Wayne Evans
- Date of birth: 3 June 1984 (age 41)
- Place of birth: Carmarthen, Wales
- Height: 178 cm (5 ft 10 in)
- Weight: 85 kg (13 st 5 lb)

Rugby union career
- Current team: Coventry R.F.C.

Senior career
- Years: Team / Apps / (Points)
- 2007–2014: NG Dragons / 142 / (65)
- 2014-: Coventry / 0 / (0)
- Correct as of 22 November 2011

= Wayne Evans (rugby union) =

Welsh rugby player

Wayne Evans (born 3 June 1984) is a Welsh rugby union footballer who plays scrum half and has gained international honours with Wales under 18s, 21s and Sevens (Dubai, George, Commonwealth Games, Hong Kong, Adelaide, London and Murreyfield).

Evans started playing rugby St Clears and Narberth at junior level, before playing for the youth team at Carmarthen Quins.
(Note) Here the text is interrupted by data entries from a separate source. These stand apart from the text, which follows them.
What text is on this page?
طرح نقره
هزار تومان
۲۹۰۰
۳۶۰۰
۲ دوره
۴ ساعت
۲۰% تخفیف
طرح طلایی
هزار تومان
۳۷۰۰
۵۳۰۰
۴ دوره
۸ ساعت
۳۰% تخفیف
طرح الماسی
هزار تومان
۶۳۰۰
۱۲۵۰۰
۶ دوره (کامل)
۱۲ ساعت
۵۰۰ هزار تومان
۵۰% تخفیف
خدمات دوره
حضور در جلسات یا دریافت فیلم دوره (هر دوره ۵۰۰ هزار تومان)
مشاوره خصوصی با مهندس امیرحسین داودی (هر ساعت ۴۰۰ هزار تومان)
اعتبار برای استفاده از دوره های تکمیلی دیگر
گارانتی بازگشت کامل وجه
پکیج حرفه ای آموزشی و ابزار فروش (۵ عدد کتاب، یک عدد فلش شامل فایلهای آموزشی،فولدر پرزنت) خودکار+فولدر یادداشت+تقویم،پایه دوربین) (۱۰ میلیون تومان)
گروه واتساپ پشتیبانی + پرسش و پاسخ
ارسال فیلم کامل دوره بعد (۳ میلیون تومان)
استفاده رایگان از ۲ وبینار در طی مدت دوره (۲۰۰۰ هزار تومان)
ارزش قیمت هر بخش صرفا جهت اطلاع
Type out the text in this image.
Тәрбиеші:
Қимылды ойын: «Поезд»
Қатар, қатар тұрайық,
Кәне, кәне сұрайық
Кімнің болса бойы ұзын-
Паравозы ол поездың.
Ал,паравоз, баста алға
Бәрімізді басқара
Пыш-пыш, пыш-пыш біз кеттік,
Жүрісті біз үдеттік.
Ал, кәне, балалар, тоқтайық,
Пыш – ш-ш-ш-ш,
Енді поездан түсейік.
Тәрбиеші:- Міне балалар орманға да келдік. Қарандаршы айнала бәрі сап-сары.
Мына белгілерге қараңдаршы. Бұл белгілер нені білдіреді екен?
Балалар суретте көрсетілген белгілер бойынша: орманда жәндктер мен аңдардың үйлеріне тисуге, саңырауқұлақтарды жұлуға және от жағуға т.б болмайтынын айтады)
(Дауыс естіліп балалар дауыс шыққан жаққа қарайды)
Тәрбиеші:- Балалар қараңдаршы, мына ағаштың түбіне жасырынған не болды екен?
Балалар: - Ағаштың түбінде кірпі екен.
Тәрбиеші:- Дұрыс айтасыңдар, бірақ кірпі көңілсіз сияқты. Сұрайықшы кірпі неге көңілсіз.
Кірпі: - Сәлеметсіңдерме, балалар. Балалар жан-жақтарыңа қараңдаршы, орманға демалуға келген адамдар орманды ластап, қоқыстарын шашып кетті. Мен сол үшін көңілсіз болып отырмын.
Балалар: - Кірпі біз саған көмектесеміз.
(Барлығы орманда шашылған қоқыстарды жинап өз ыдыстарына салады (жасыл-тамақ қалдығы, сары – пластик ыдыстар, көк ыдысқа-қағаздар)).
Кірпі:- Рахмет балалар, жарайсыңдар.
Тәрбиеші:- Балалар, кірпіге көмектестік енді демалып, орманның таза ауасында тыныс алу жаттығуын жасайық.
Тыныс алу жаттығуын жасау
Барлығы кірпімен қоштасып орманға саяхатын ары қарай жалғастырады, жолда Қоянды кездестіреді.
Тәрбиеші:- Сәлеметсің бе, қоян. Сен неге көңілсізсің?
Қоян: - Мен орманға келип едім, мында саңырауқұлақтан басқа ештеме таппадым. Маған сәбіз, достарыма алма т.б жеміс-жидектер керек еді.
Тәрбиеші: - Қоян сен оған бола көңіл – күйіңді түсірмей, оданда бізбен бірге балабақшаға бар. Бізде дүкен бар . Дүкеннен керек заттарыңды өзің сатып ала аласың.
In 2001, Evans played for the Scarlets Academy and Carmarthen Quins Seniors XV. Cardiff Blues signed Evans in 2005, where he was also involved in playing for Pontypridd RFC prior to joining Newport Gwent Dragons.

Evans signed an extended contract with Newport Gwent Dragons in January 2010.